Симон, как школьник, поднимает руку:

— А баркасы?

— С ними все в порядке, — живо отвечает Джосс, обрадовавшись, что может сообщить своим утешительную подробность. — Моряки с «Леопарда» вытащили их на берег и опрокинули вверх дном.

— А дома? — кричит Агата, страстная хозяйка, единственная, кто владеет парой специальных тапочек, чтобы не портить начищенный паркет. Но этот вопрос повторяют еще тридцать ртов, и похоже, что Джосс удивлен. Точнее, огорчен. О домах, правда, он и не подумал по-настоящему, но твердил про себя, что они, ставши ненужными, все-таки уцелели. Потому что Джосс — человек молодой, который не построил еще ни своих стен, ни своей жизни. Потому что холостому парню в отличие от отца дом не кажется благом, связью, столицей долгой повседневной жизни. Это — другая добрая новость для тристанцев! Джосс, словно речь шла о чем-то само собой разумеющемся, выложил напрямик:

— Дома-то! Да они и с места не сдвинулись.

— Нет, — сказал Ульрик, вдруг охваченный желанием тоже рассказать об увиденном. — Лава проникла почти повсюду. Поток лавы спустился с горы на деревню. Но остановился в двадцати шагах от дома Элии.

— Но крыша сгорела, — уточнил Джосс. — Она была совсем близко от лавы, и на нее попали угольки. Но сгорела только эта крыша Ученые спорили об этом. Если учесть угол склона, то лава должна была затопить всю деревню. Но из кратера сначала ползла совсем вязкая лава, она толкала перед собой своего рода вал из камней, а когда она стала жидкой, то эта преграда отбросила ее в другую сторону, к морю.

Рассказывая, Джосс замечает, как у всех меняются лица, и он даже не подозревает, что на его лице написаны те же чувства, какие выражают лица остальных слушателей.

— Да это же перст господень! — восклицает Агата.

Название «перст господень» сохранится за спасительным холмом из камней. Джосс колеблется.

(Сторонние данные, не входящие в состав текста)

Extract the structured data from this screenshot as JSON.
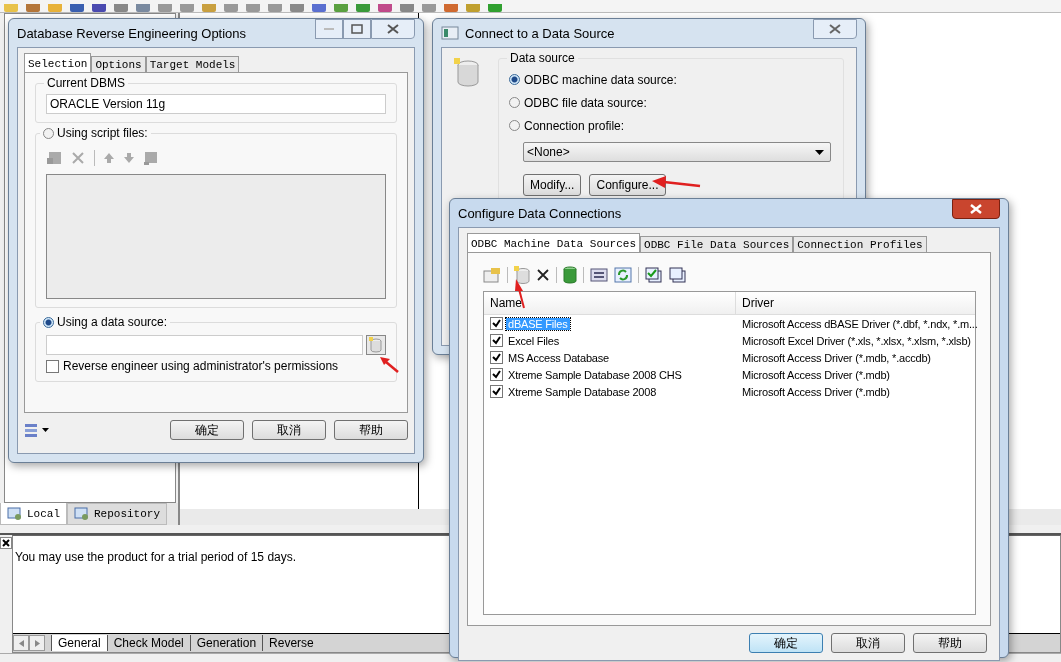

Убежденный в том, что ему нужно сказать своим: «Ну вот, я видел, что всему конец!» — Джосс понял, что грешит отчаянием. Окруженный учеными, имеющими современные коттеджи в Эссексе и Сюррее, считавшими неразумным, как и все священники, историю Тристана, совершенно безумным предположение о возврате на остров, Джосс позволил себе поддаться их доводам. Как и Ульрик, который теперь недружелюбно смотрит на миссис Гринвуд, виновную в тех же сомнениях.

— Если я правильно поняла, — говорит она, — дома не слишком пострадали, но остров в таком состоянии, что жить на нем стало нельзя.

Джосс нерешительно качает головой, осаждаемый взглядами тристанцев. Можно на острове жить или нет, точно ответить он не смог бы. Это — не его дело.

— Но все-таки, — продолжает миссис Гринвуд, — жить на вулкане, который прорвало и активность которого наверняка возобновится.

— Может, и возобновится, — сказал Уолтер. — Она уже могла возобновиться сто лет назад, а мы спокойно жили у его подножия.

— Положение ухудшилось, это точно, — согласился Симон. — Мы потеряли пристань, цех, скот, вот о чем надо подумать. Но сто лет назад на острове также не было ничего этого. Все, что сделали одни люди, другие могут сделать заново. Что, если вулкан только слегка рассердился на нас…

— Мы поторопились уехать! — воскликнул Сэмуэль.